En ce qui concerne l'institution de l'Église, par contre, la question est plus compliquée, car d'une part ses structures hiérarchiques concernent et gouvernent tout le monde et personne ne peut impunément s'en extraire, tandis que d'autre part elle ne peut pas non plus se passer de s'incarner dans des personnes, chacune avec sa propre personnalité.

Si la relation entre la "personnalité institutionnelle" et l'institution n'est pas menée avec la plus grande authenticité chrétienne et la plus grande rigueur méthodologique, il est inévitable que des problèmes, même graves, surgissent.

Tant que l'on reste aux niveaux bas et intermédiaires, le problème constitué par une personnalité qui éclipse sa propre fonction institutionnelle d'une manière qui n'est pas positive pour la foi des autres peut être résolu de manière relativement facile, en vertu de la liberté reconnue aux fidèles.
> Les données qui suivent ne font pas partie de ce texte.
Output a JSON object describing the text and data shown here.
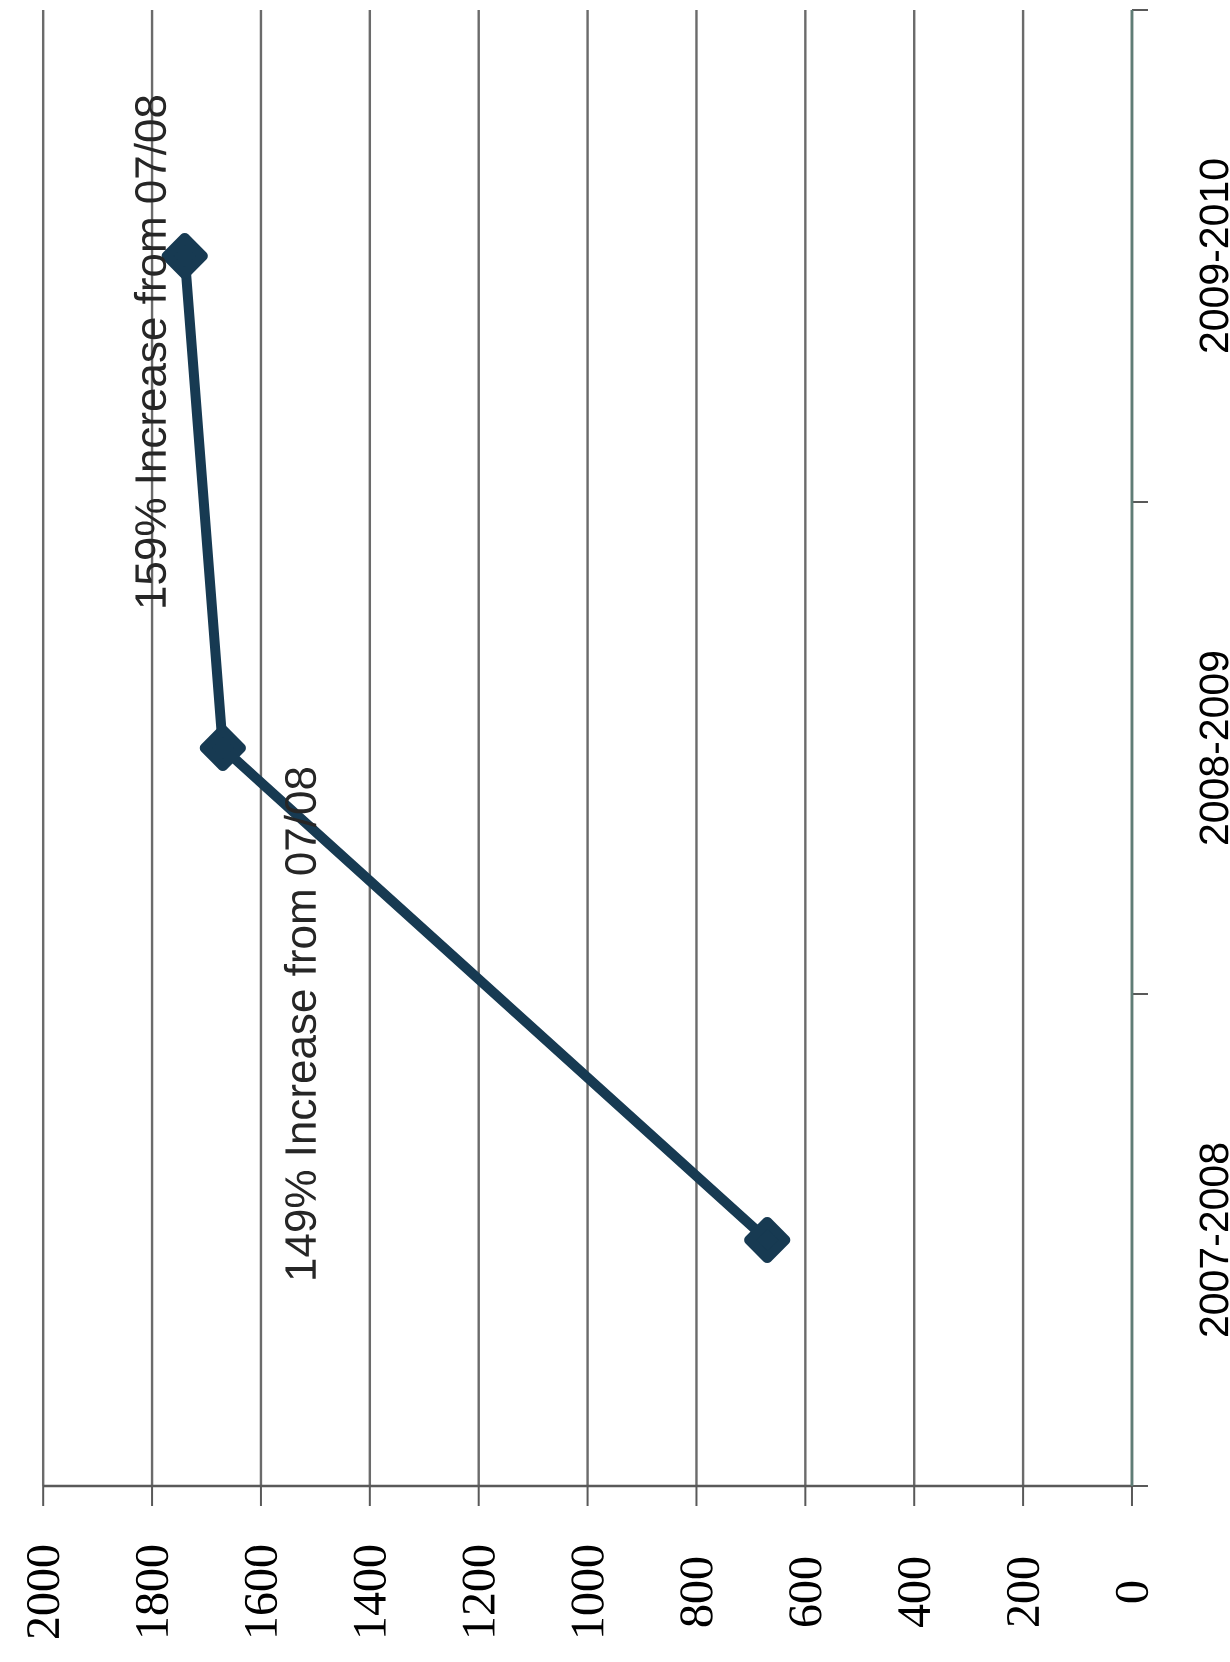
{
  "chart_data": {
    "type": "line",
    "orientation": "horizontal",
    "categories": [
      "2009-2010",
      "2008-2009",
      "2007-2008"
    ],
    "series": [
      {
        "color": "#173a52",
        "values": [
          1740,
          1670,
          670
        ]
      }
    ],
    "xlim": [
      2000,
      0
    ],
    "xticks": [
      0,
      200,
      400,
      600,
      800,
      1000,
      1200,
      1400,
      1600,
      1800,
      2000
    ],
    "grid": "x",
    "marker": "diamond",
    "line_style": "solid",
    "annotations": [
      "149% Increase from 07/08",
      "159% Increase from 07/08"
    ]
  }
}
Si, par exemple, la personnalité débordante de mon curé n'est pas une aide pour moi mais un obstacle sur le chemin de la foi, rien ne m'empêche d'aller dans une autre paroisse.

Avec le pape, évidemment, tout cela ne fonctionne pas car il n'y a qu'un seul pape (même aujourd'hui, quoi qu'en disent certains mal informés !) et il s'applique à tous. Qu'il ait, comme tout le monde, une personnalité est naturel. Que, cependant, dans l'exercice concret de la fonction pétrinienne, au cours de ces cent cinquante dernières années, pour une série de raisons que je ne peux pas exposer ici, le poids de la personnalité papale ait toujours augmenté, jusqu'à devenir prédominant, comme c'est le cas aujourd'hui, je ne pense pas que ce soit une bonne chose.

L'excès de personnalité, si je puis m'exprimer ainsi, dans le cas du pape, peut devenir même source de division, aboutissant ainsi, paradoxalement, à contredire l'une des instances fondamentales du ministère de Pierre, la sauvegarde de l'unité.

Je m'arrêterai ici, car je ne prétends certainement pas pouvoir traiter d'un problème aussi délicat et complexe. Il me suffit de l'avoir posée, en avançant la thèse qu'il est nécessaire de protéger le "munus" pétrinien du risque de personnalisation, en corrigeant, dans la mesure du possible, une tendance qui dure depuis des décennies et que, peut-être, dans le passé, beaucoup d'entre nous ont considérée comme providentielle, en ne voyant que les aspects positifs, mais dont nous voyons mieux aujourd'hui les aspects négatifs.